The value “*TOKEN*” can be specified to indicate that a z/OS® PKCS #11 token, rather than a RACF key ring, is the target of the operation. If the length is not specified, it must be equal to 0. If the current user ID is not specified, it is equal to the user ID of the ring owner or the token owner.

For DataGetFirst and GetUpdateCode, the Ring_name can represent a real or virtual key ring or a z/OS PKCS #11 token name. A real key ring must be explicitly created before being used by this service. A virtual key ring is the collection of certificates assigned to a given user ID, including the RACF reserved user IDs for CERTAUTH (“irrcerta” or “*AUTH*”) and SITE (“irrsitec” or “*SITE*”). A virtual key ring can be specified by coding an asterisk (“*”) for the Ring_name with the corresponding RACF_user_ID, such as user01/* or *SITE*/*.
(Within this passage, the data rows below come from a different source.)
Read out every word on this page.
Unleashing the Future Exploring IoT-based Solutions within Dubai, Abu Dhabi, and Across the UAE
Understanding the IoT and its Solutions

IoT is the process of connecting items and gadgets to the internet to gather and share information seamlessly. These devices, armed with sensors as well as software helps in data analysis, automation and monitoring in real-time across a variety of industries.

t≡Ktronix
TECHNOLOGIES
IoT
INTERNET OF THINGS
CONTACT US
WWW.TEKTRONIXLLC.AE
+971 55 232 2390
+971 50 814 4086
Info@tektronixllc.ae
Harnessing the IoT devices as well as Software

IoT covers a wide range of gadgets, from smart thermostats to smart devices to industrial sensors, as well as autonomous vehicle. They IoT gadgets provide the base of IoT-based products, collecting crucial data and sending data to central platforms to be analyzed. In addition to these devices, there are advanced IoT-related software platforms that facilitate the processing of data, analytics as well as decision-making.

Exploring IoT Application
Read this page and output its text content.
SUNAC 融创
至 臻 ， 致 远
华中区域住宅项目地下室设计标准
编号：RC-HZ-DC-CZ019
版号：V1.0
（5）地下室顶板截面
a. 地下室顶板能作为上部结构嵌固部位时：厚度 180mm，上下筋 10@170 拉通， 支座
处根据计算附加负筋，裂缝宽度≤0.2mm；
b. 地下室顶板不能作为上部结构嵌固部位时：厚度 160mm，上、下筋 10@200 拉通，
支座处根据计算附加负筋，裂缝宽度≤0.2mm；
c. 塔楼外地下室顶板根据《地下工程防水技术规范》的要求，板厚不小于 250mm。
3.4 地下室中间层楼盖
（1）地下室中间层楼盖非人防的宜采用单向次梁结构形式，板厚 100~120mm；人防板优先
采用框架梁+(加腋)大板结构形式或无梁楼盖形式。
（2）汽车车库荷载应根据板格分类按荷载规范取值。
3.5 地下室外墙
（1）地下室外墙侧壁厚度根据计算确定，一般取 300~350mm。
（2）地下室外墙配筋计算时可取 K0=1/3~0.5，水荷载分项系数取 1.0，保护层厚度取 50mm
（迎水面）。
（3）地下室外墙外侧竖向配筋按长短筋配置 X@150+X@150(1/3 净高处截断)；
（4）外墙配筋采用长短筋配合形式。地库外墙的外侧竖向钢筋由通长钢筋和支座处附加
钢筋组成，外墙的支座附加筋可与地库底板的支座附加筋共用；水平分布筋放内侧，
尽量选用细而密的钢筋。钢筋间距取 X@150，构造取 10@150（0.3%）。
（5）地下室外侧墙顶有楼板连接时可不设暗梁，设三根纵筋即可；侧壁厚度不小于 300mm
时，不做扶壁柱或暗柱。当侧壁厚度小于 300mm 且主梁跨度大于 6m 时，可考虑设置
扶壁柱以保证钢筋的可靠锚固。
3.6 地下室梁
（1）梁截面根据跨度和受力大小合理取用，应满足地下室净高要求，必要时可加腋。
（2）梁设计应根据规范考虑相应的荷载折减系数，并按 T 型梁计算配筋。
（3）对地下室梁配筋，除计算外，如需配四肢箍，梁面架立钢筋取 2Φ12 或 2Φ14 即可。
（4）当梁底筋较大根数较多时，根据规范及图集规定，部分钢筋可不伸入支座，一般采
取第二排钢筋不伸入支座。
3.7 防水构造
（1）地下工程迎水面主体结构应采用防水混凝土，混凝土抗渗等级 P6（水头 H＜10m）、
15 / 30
A z/OS PKCS #11 token is a collection of certificates and keys similar to a key ring, but it is managed by the Integrated Cryptographic Service Facility (ICSF). Like a real key ring, it must be explicitly created before being used by this service.

For DataGetNext, the Ring_name is specified on the initial DataGetFirst call and cannot be re-specified.

For CheckStatus, DataAbortQuery, IncSerialNum, and DataGetNext, the Ring_name field is ignored.